Excerpts from: "An artist’s point of view," by Jane E. Herrold, July 7, 2002|
The Procession of the Species
I have seen the dark underbelly of society and it is delightfully colorful. The place: Olympia, WA; the time: Earth Day 2002.
"...an eruption of bamboo, streamers, pipe cleaners, glitter, peacock feathers, cardboard and papier-mache rolled through town as the Procession of the Species got going." (The Olympian, the day after) Eight years old, the annual parade/street pageant has been dubbed "the jewel in Olympia’s capital crown" by AAA’s Washington Journey Magazine.
Twice a year, Olympia lights up its evening streets for a doable art walk. In April, the Olympia Arts Walk features a spanning Renaissance Faire-caliber cavalcade of homemade delights. The Procession of the Species (put on by Earthbound Productions and volunteers galore, in conjunction with Olympia Spring Arts Walk), is an original Olympia brainchild, and has caught on internationally as an Earth Day tribute "for and by the community." (Earth, fire, water, and air, oh my!)
There are only three rules for entries: no motorized vehicles, no live animals, no printed words. The march is a gallant, opulent attempt to give the natural, organic world a more obvious presence in the city’s streets. It actually seems to do just that, too. Color! Imagination! Freedom to express one’s creativity!
Months before the "big day" potential participants can attend workshops galore on papier-mache, glitter control, recycled wares, foam construction, and everything in between. Organizers amass tools, materials, ideas and back issues of National Geographic to goose the imagination.
Upon closing the streets, Oly police passed out sidewalk chalk by the five-gallon bucket, as we, the observers, waited along the trajectory. We also got to participate by decorating the parade route, and anxious "arteests" descended like locusts...no one was excluded from Olympia’s Procession of the Species.

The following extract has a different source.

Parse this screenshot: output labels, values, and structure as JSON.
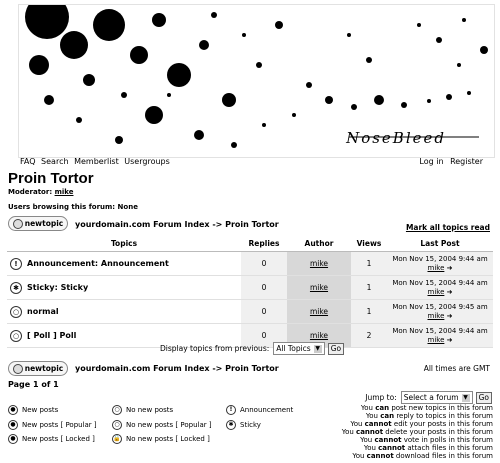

The (Procession) itself was a huge, unique, moving art exhibit. All personal floats were mounted on an array of wheeled walkers, wagons, people’s heads and shoulders, shopping carts, bamboo poles, wheelbarrows, stilts, baby strollers, and bikes.
There were cats with catpaw mojo rattles, a giraffe family, rolling buffalo, elephants with dryer-hose noses and five-gallon bucket feet, monkeys, a zebra marching band, street size spider, stand of old growth trees, an ostrich in ruffled pantaloons, flying bats, slithering snakes, a mammoth peacock with batik feathers to scale, flock of seagulls, school of fish, fire minions and monsters, a parrot-decorated samba band, a pterodactyl with eggs, starfish, jellyfish, flamingo, penguin with CD eyes, and a spectacular life-sized, hand-carried whale...to name a few.
The art studio arena was right next to my friend Tim’s house, so we cruised over to check out the bugs, hyenas, alligators, and squid in progress. I felt a rush of joy run through me when I saw they had a glitter recycling funnel all set up. I love glitter! It takes me back to the days of yore, as costume supervisor for Portland’s famed Storefront Theater for one hundred years in the 80s. I often yearn for the roar of the greasepaint and smell of hot glue. These works in progress made my creatively bored heart sing. Somewhere between cut-out, school-made Halloween costumes and "Lion King" award winners, the whole shindig occupies a charm all its own.
SIMPLE BUT EFFECTIVE
I walked away from my visit to the Procession of the Species with a warm-fuzzy feeling in my jaded old soul and some color behind my eyes. I want to enlist next year! Care to join me in a creativity surge, anyone?